Dutt squarely blames the vanished Bollywood heroism on the suits. “I feel that this whole corporate structure coming and encroaching our space in Bollywood ruined everything. Because, those guys sitting on the table and who are giving the money, have got no right to interfere with the director for his creation, or with the actors or give their thought to content or a script, when [they] don’t have any idea about it, when it’s not their business,” says Dutt.

“Their business is funding and that’s where the business ends. But once you start interfering in the script and in the direction and in the budgets and this and that, then things go haywire, and that’s why I think we lost out on a lot of good stuff during that time,” Dutt adds. “Whereas in the South this corporate structure does not exist. There are people who, from the production or from the producer, to the director, to everybody involved in the team… they’re passionate about making good films and that is the thing which has worked for them. And that has gone against us because that passion of making movies or that passion of making something great and working and performing is gone. Which I think will come back. At least in my company, it will come back.”
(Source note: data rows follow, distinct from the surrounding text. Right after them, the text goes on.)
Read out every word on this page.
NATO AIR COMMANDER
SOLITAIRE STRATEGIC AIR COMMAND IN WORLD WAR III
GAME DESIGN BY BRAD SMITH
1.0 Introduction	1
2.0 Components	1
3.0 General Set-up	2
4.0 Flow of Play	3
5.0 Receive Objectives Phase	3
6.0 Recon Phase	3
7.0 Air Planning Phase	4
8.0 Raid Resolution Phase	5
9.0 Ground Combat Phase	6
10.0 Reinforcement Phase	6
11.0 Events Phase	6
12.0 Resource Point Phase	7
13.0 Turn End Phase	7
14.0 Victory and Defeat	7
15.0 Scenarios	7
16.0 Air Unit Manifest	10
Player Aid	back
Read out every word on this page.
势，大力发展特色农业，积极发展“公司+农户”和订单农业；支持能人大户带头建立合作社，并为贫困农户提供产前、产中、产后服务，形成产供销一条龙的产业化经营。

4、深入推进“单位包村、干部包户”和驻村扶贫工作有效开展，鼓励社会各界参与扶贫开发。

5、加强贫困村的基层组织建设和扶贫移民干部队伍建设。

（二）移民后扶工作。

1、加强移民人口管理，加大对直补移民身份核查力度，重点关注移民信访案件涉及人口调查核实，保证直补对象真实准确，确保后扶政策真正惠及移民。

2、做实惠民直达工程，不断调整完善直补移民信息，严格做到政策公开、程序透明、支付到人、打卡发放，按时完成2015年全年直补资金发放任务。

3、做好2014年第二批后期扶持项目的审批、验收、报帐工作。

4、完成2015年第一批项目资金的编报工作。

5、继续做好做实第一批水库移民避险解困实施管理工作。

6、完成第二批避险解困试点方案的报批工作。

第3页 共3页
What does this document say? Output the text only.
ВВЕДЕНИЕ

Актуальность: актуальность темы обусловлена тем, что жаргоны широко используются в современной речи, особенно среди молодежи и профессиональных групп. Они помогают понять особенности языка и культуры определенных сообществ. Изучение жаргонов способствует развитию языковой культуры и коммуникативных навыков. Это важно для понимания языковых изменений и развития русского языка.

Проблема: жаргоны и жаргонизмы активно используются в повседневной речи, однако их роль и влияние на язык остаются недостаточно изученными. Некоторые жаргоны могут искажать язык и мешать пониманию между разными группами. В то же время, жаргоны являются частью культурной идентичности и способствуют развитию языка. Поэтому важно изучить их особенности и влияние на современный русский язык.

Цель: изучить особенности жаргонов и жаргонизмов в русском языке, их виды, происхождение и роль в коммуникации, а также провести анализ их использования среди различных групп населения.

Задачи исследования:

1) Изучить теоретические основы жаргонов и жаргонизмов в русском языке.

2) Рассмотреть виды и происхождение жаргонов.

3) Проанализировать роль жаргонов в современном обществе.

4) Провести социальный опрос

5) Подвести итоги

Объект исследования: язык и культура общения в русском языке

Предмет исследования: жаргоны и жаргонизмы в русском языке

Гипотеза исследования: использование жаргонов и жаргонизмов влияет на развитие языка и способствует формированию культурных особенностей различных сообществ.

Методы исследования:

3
As an actor, Dutt has several films delayed because of COVID-19 due for release including historical “Prithviraj” alongside Akshay Kumar, period action drama “Shamshera” with Ranbir Kapoor and crime drama “KGF: Chapter 2,” the sequel to the 2018 Kannada-language film that became a pan-India blockbuster.

Dutt’s own life has been colorful enough to adapt as a Bollywood film, and it has. A popular actor from the 1980s to the present day, Dutt also went through a period of drug abuse, endured multiple bereavements and overcame cancer. From 1993 to 2016, Dutt was in and out of prison on charges of possessing weapons during the 1993 Bombay bombings.

“I served time in prison and I faced it and I came out. And I was welcomed back by my film industry, and that’s absolutely family for me, and it’s always great the way they supported me and they support me always,” says Dutt. “And then it was this phase of cancer, which I’m out of. And I’m doing great.”

While the actor had a string of hits behind him, Rajkumar Hirani’s “Munna Bhai M.B.B.S.” (2003) and its sequel “Lage Raho Munna Bhai” (2006), produced by Vidhu Vinod Chopra, endeared Dutt to a whole new generation of fans. Dutt plays genial hoodlum Munna Bhai, who inadvertently ends up being a do-gooder and Arshad Warsi plays his loyal sidekick Circuit. The films were enormously successful and fans have been clamoring for a third film.

Dutt says that he has asked Hirani and Chopra about the third part several times and has suggested that since he and Warsi are now older, the script reflect that. “They are in the thinking process and God willing it’ll happen,” says Dutt.

Hirani directed 2018 biopic “Sanju” with Ranbir Kapoor playing Dutt.

“It was an amazing and a very emotional journey for me to watch the film, and I love the way Raju portrayed all the characters in the film, and he wrote it so well, but, there’s so much to be said yet,” says Dutt. “You can’t say it in two hours and 30 minutes. And there’s so many chapters of my life, which can teach the younger generation or inspire them – it can be both. And I wish somebody can make a huge series on it. I’m not saying great life journey – I don’t want anybody to go through what I’ve gone through. But it’s definitely a learning process for the younger generation to hear that story.”

So would Three Dimension be the logical home for a streaming series on Dutt’s life? “You’ve put that seed in my head, I’m going to be thinking about it now,” says Dutt.